En muchas culturas religiosas, también en la nuestra,
solía ofrecerse a Dios lo mejor de las cosechas, lo mejor de la cabaña
ganadera, y el mejor fruto del amor familiar, el primogénito. Algunos recordaréis
que un mandamiento de la Iglesia era ofrecer los diezmos y primicias. Y no hace
tanto en el momento del bautismo, se ofrecía al niño o a la niña a la Virgen o
a algún santo patrono. No dejaba de ser el reconocimiento de que todo es de
Dios, porque todo viene de él. Lo mejor de lo mejor era consagrado a Dios:
puesto a su servicio.
La fiesta que hoy celebramos tiene,
pues, ese sentido de ofrenda que hacen María y José de su hijo primogénito según
las normas religiosas.
Pero la intervención de aquellos
venerables personajes Simeón y Ana transforman la ofrenda de Jesús y la convierten
en presentación que Dios hace de Jesús como el sumo sacerdote capaz de
compadecerse de sus hermanos y de expiar los pecados del pueblo. La espada que
atravesará el alma de la madre, María, orientan la atención hacia el momento final
de la cruz y la muerte del hijo por la salvación de todos.
Simeón y Ana, dos ancianos,
representan a quienes mantienen la esperanza contra viento y marea. Están en el
templo, pero no son del templo. En ellos están incluidos los humildes y los
pobres que nada tienen, que no cuentan para las estadísticas de los poderes, y
esperan únicamente de Dios una palabra que dé sentido a su larga y nada vistosa
existencia. Se cumple en sus personas lo que luego diría Jesús, ya adulto:
Bienaventurados los pobres, bienaventurados los limpios de corazón, porque veréis
a Dios. Los ricos y los de corazón hinchado lo tienen más difícil.
Por nuestro bautismo, lo hicieran explícito
o no nuestros padres y padrinos, estamos asociados a Jesús en su ofrenda y
presentación. Nuestra vida cristiana sólo tiene sentido haciendo realidad lo
que San Pablo pide en la carta a los Romanos: «Os ruego, hermanos, por la
misericordia de Dios, que presentéis vuestra existencia como sacrificio vivo,
consagrado, agradable a Dios; éste es el culto que debéis ofrecer».

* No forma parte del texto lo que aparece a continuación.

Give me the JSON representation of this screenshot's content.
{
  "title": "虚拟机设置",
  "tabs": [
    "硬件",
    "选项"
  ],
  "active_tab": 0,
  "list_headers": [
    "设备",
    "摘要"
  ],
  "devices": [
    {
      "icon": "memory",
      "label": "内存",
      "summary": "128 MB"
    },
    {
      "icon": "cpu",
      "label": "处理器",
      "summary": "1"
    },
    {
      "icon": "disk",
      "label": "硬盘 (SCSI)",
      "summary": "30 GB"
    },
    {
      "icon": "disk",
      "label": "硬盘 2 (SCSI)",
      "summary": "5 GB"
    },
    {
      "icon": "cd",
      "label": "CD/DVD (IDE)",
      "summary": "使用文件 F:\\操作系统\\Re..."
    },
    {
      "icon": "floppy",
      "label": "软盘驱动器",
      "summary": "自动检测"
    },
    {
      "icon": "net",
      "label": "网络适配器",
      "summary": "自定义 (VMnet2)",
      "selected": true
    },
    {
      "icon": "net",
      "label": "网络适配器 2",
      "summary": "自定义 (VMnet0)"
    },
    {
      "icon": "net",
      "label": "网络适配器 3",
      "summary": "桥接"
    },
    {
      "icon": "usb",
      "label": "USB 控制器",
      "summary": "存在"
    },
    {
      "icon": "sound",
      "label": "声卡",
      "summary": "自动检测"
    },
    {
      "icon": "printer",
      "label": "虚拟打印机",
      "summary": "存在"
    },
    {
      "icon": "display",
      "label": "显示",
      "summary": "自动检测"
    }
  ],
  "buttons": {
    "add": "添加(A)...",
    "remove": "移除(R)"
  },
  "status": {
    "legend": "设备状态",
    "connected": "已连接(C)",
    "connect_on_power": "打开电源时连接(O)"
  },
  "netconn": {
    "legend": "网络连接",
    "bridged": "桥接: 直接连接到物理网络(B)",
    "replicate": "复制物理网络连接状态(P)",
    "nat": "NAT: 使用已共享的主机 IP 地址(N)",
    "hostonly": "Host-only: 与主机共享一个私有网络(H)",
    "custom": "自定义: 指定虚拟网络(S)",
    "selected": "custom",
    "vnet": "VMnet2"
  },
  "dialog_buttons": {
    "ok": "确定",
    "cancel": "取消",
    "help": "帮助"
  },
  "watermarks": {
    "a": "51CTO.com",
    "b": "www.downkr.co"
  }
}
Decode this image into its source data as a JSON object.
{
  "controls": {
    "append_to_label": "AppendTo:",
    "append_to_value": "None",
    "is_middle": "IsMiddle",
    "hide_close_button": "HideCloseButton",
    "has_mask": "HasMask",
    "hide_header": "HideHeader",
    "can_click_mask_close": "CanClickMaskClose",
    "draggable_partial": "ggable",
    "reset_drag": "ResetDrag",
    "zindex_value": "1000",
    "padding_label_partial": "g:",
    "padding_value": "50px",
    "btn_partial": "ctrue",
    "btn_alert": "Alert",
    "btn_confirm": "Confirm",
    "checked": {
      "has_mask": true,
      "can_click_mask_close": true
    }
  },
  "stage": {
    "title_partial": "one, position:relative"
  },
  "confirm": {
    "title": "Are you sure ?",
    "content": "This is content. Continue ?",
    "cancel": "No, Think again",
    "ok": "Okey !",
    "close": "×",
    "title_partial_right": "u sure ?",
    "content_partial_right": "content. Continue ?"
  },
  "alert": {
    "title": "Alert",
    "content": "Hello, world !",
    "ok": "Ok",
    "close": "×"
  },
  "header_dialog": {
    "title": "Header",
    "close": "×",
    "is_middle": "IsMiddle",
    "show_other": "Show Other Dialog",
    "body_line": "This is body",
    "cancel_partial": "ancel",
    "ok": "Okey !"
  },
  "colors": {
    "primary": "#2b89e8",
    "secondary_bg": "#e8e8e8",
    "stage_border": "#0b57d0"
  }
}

Nuestro mundo necesita ver la salvación
de Dios y alguien tiene que mostrársela. Que esta eucaristía nos sirva a todos
de recordatorio y de nueva propuesta de entregar nuestra existencia por amor a
Dios y por amor a los hombres, haciendo consciente la plegaria que ocupa un
lugar central en la Eucaristía: “Que Él nos transforme en ofrenda permanente”.